Der Dachverband der Schweizer Wirtschaft gab Millionen aus, um die Landsleute vom Wohle der Zuwanderung und offener Grenzen zu überzeugen: Migranten, die durch das offene System kämen, seien Westeuropäer mit abgeschlossener Ausbildung – also keine Last, sondern ein Segen für die Sozialwerke. Zusätzlich schaltete sich noch Ex-Außenministerin Micheline Calmy-Rey in die Debatte ein: Sie plädiert sogar für einen EU-Beitritt – ein immer wiederkehrendes und immer abgelehntes Thema in der dichten Schweiz.

Direkte Demokratie
Stimmvolk: Nicht nur das Parlament vertritt in der Schweiz das Volk, die Wähler nehmen an Entscheidungsprozessen auf allen Staatsebenen (Gemeinde, Kanton, Bund) teil.

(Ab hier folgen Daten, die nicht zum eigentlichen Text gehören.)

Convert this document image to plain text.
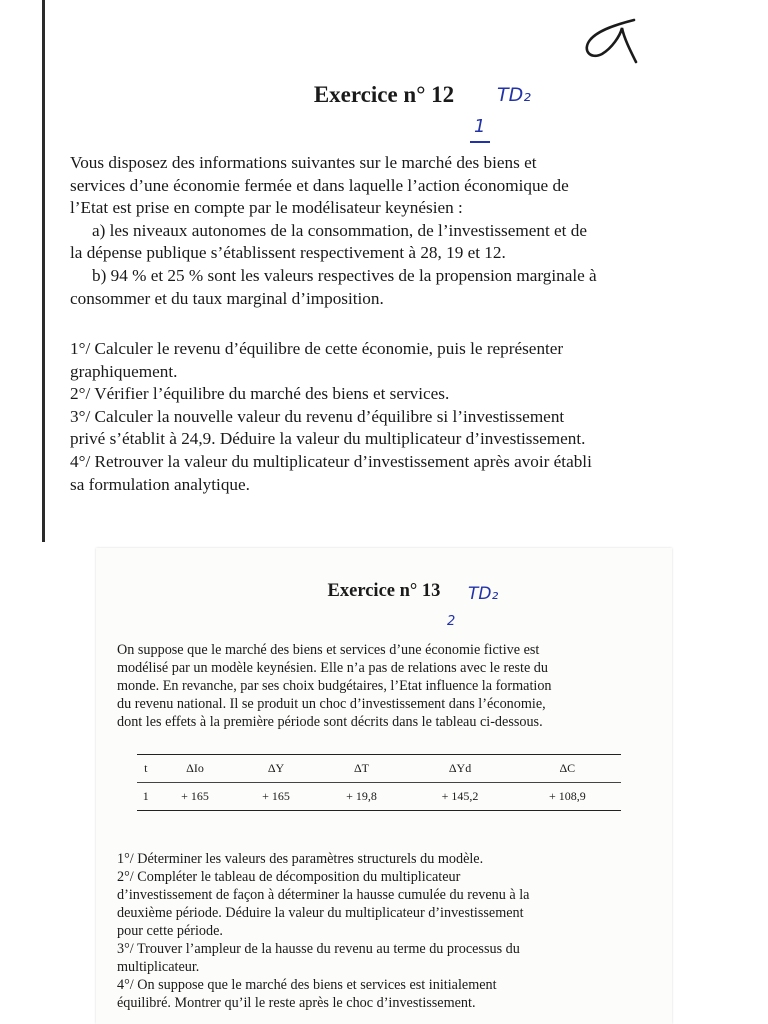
Exercice n° 12	TD₂
1
Vous disposez des informations suivantes sur le marché des biens et
services d’une économie fermée et dans laquelle l’action économique de
l’Etat est prise en compte par le modélisateur keynésien :
a) les niveaux autonomes de la consommation, de l’investissement et de
la dépense publique s’établissent respectivement à 28, 19 et 12.
b) 94 % et 25 % sont les valeurs respectives de la propension marginale à
consommer et du taux marginal d’imposition.
1°/ Calculer le revenu d’équilibre de cette économie, puis le représenter
graphiquement.
2°/ Vérifier l’équilibre du marché des biens et services.
3°/ Calculer la nouvelle valeur du revenu d’équilibre si l’investissement
privé s’établit à 24,9. Déduire la valeur du multiplicateur d’investissement.
4°/ Retrouver la valeur du multiplicateur d’investissement après avoir établi
sa formulation analytique.
Exercice n° 13	TD₂
2
On suppose que le marché des biens et services d’une économie fictive est
modélisé par un modèle keynésien. Elle n’a pas de relations avec le reste du
monde. En revanche, par ses choix budgétaires, l’Etat influence la formation
du revenu national. Il se produit un choc d’investissement dans l’économie,
dont les effets à la première période sont décrits dans le tableau ci-dessous.
t	ΔIo	ΔY	ΔT	ΔYd	ΔC
1	+ 165	+ 165	+ 19,8	+ 145,2	+ 108,9
1°/ Déterminer les valeurs des paramètres structurels du modèle.
2°/ Compléter le tableau de décomposition du multiplicateur
d’investissement de façon à déterminer la hausse cumulée du revenu à la
deuxième période. Déduire la valeur du multiplicateur d’investissement
pour cette période.
3°/ Trouver l’ampleur de la hausse du revenu au terme du processus du
multiplicateur.
4°/ On suppose que le marché des biens et services est initialement
équilibré. Montrer qu’il le reste après le choc d’investissement.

Im Schnitt werden die Schweizer drei bis vier Mal im Jahr befragt. Jede Änderung der Schweizer Verfassung muss durch eine Mehrheit des Volkes und der Kantone („Volksmehr“ und „Ständemehr“) abgenickt werden.
Instrumente: Vor allem sind aber Referendum und Volksinitiative die Gründe für die Vielzahl an Abstimmungen. Bürger haben das Recht, über Parlamentsbeschlüsse nachträglich abstimmen zu können. Per Initiative können die Schweizer verlangen, dass die Verfassung geändert wird. Bereits 2000 gab es eine Volksinitiative „für eine Regelung der Zuwanderung“ – sie blieb damals erfolglos.